While boundaries are pushed in the TV series in terms of piecing together evidence, how quickly crimes are solved and that police forces use consultants rather than have their own departments, Paola says the basic facts featured on TV are accurate.
She says that includes body farms where human bodies are left to decompose while they are studied.
“They are called anthropology research facilities. There are several in the world and in Australia there is one near Sydney.
“Bodies are given to science to study decomposition in different ways and you can donate your body or the body of a relative.
“The research is great because you can really work on human bodies and see what happens to a human body rather than something like a pig.”
Paola has also developed a Smartinsects smartphone app designed to help law enforcements agencies and crime scene pathologists. The app has been downloaded more than 10,000 times.
The senior researcher and lecturer at Murdoch University says her world is a little different to the days she spent in Kazakhstan researching the genetics of reptiles and amphibians.
“I was interested in travelling the world to see the nature you can’t see in the big cities and I went to Kazakhstan in the middle of nowhere. For my gypsy heart that was absolutely what I needed at that stage.”
She came away from the experience with her desire to travel satiated but wondering what was the point of the research she had done.
“It didn’t change anything; it didn’t provide information that can change the world.”
It prompted Paola to look at other options and led her to the study of forensic entomology.
“Maybe I wouldn’t change the world, but it might help to change the lives of a person or a family.”
Studying how insects and other animals interact with dead bodies allows her to make inferences about how and when crimes were committed.
She’s contributed to solving murder cases both on land and in the ocean using aquatic forensics, as well as cases of animal cruelty and biosecurity.

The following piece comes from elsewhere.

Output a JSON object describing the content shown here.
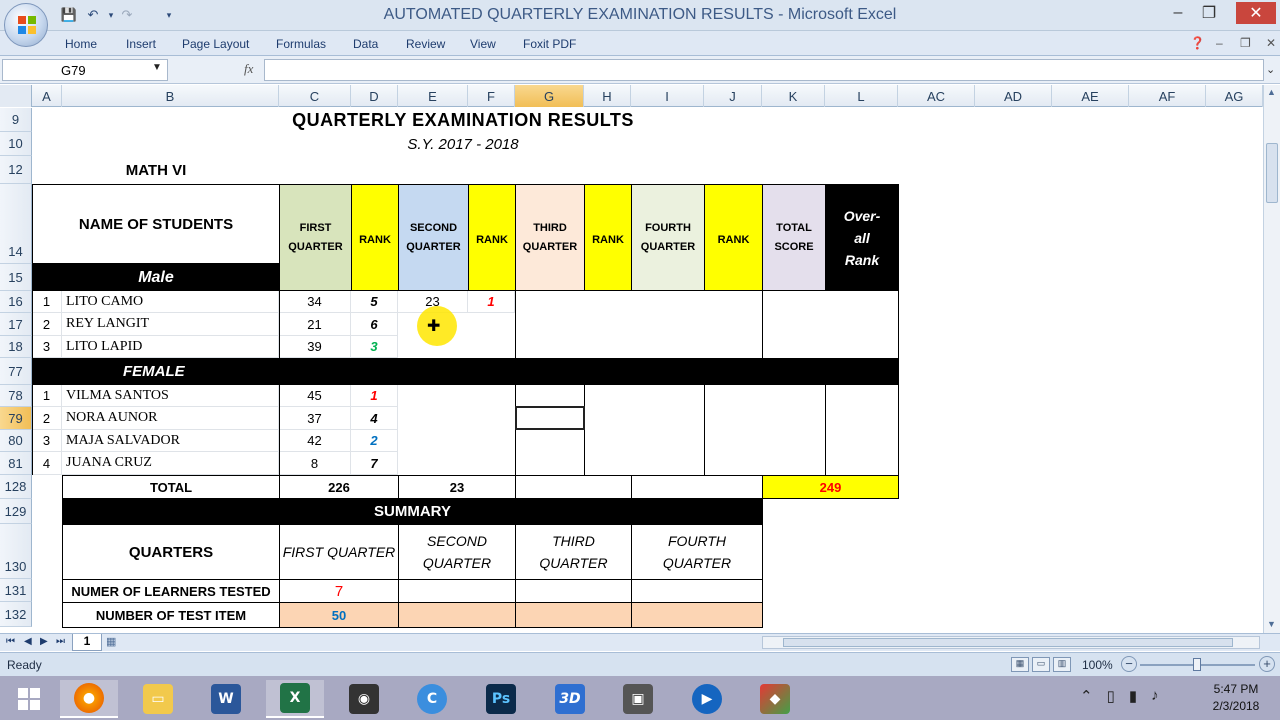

Paola even used the placenta from the birth of her daughter to help train cadaver dogs.
“People thought I was a bit weird. My obstetrician asked what I wanted to do with the placenta, and I asked if I could keep it.”
She was working with a group of volunteers called Search Dog Australia who normally use blood or teeth for training.

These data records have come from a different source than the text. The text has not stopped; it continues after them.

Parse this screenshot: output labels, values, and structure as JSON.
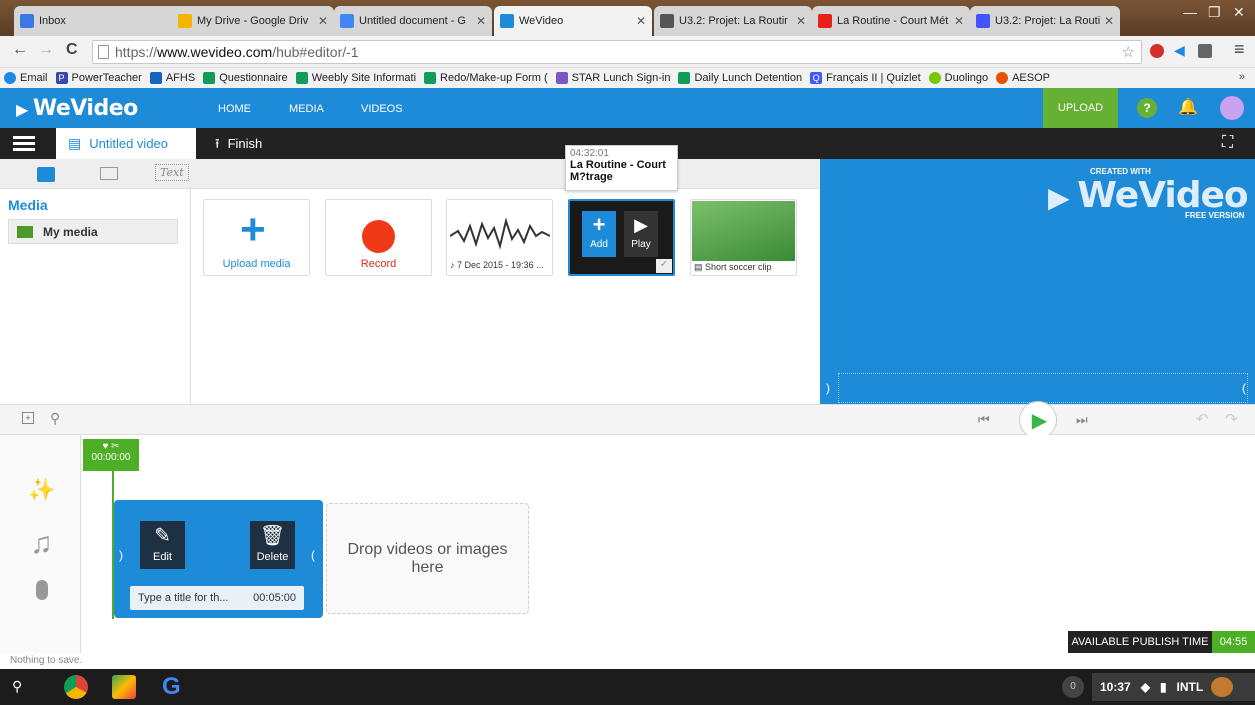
{
  "browser": {
    "tabs": [
      {
        "label": "Inbox",
        "color": "#3b78e7"
      },
      {
        "label": "My Drive - Google Driv",
        "color": "#f4b400"
      },
      {
        "label": "Untitled document - G",
        "color": "#4285f4"
      },
      {
        "label": "WeVideo",
        "color": "#1e8bd9",
        "active": true
      },
      {
        "label": "U3.2: Projet: La Routir",
        "color": "#555555"
      },
      {
        "label": "La Routine - Court Mét",
        "color": "#e62117"
      },
      {
        "label": "U3.2: Projet: La Routir",
        "color": "#4255ff"
      }
    ],
    "url_prefix": "https://",
    "url_host": "www.wevideo.com",
    "url_path": "/hub#editor/-1",
    "bookmarks": [
      {
        "label": "Email",
        "color": "#1e88e5"
      },
      {
        "label": "PowerTeacher",
        "color": "#3949ab"
      },
      {
        "label": "AFHS",
        "color": "#1565c0"
      },
      {
        "label": "Questionnaire",
        "color": "#0f9d58"
      },
      {
        "label": "Weebly Site Informati",
        "color": "#0f9d58"
      },
      {
        "label": "Redo/Make-up Form (",
        "color": "#0f9d58"
      },
      {
        "label": "STAR Lunch Sign-in",
        "color": "#7e57c2"
      },
      {
        "label": "Daily Lunch Detention",
        "color": "#0f9d58"
      },
      {
        "label": "Français II | Quizlet",
        "color": "#4255ff"
      },
      {
        "label": "Duolingo",
        "color": "#78c800"
      },
      {
        "label": "AESOP",
        "color": "#e65100"
      }
    ]
  },
  "app": {
    "logo": "WeVideo",
    "nav": [
      "HOME",
      "MEDIA",
      "VIDEOS"
    ],
    "upload": "UPLOAD",
    "project_title": "Untitled video",
    "finish": "Finish",
    "media_heading": "Media",
    "my_media": "My media",
    "text_tab": "Text",
    "tooltip": {
      "time": "04:32:01",
      "title": "La Routine - Court M?trage"
    },
    "thumbs": {
      "upload": "Upload media",
      "record": "Record",
      "audio": "7 Dec 2015 - 19:36 ...",
      "add": "Add",
      "play": "Play",
      "soccer": "Short soccer clip"
    },
    "preview_brand": "WeVideo",
    "preview_created": "CREATED WITH",
    "preview_free": "FREE VERSION",
    "playhead_time": "00:00:00",
    "clip": {
      "edit": "Edit",
      "delete": "Delete",
      "title": "Type a title for th...",
      "duration": "00:05:00"
    },
    "drop_text": "Drop videos or images here",
    "publish_label": "AVAILABLE PUBLISH TIME",
    "publish_time": "04:55",
    "status": "Nothing to save."
  },
  "shelf": {
    "notif": "0",
    "time": "10:37",
    "ime": "INTL"
  },
  "colors": {
    "brand": "#1e8bd9",
    "accent_green": "#66b033",
    "record_red": "#f03a17"
  }
}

“So, why not?” Paola says.
She says forensic entomology is going through a second wave of development with the application of new technology to the study of insects.
It has evolved from the days of a magnifying glass and forceps and picking insects off a bush.
“Now we have hyperspectral imagery, DNA techniques, chemical fingerprinting and isotopes, and even CT scans so we can put little cocoons of insects in straws and put them in a CT scan and try to see what’s inside the cocoon and how the development of the insect happens.”
That, she says, will provide new ways of putting hard evidence in front of the courts.
Paola works in both terrestrial and marine environments, but says on land the bulk of her work involves flies. Although if she is working in a drier environment such as Australia’s interior deserts, then the insects she’ll look for are more likely to be beetles.
While everybody else in Perth might be annoyed at the number of flies around Paola says it makes her work easier.
“When I’m in a terrestrial environment I work on the flies which everyone hates and when I’m in water I work on barnacles which people who have a boat or work in oil and gas hate because they are pests.”
While she might welcome flies as subject matter Paola says it’s not much fun gathering a bunch of maggots from a dead creature.
“You have these little maggots that have a body structure that bends and jumps on your face.
“Imagine a pot of popcorn. It can be pretty funny, but at the same time pretty annoying.
“They don’t freak me out because I know how they work, but imagine trying to work and having popcorn coming up at your face.”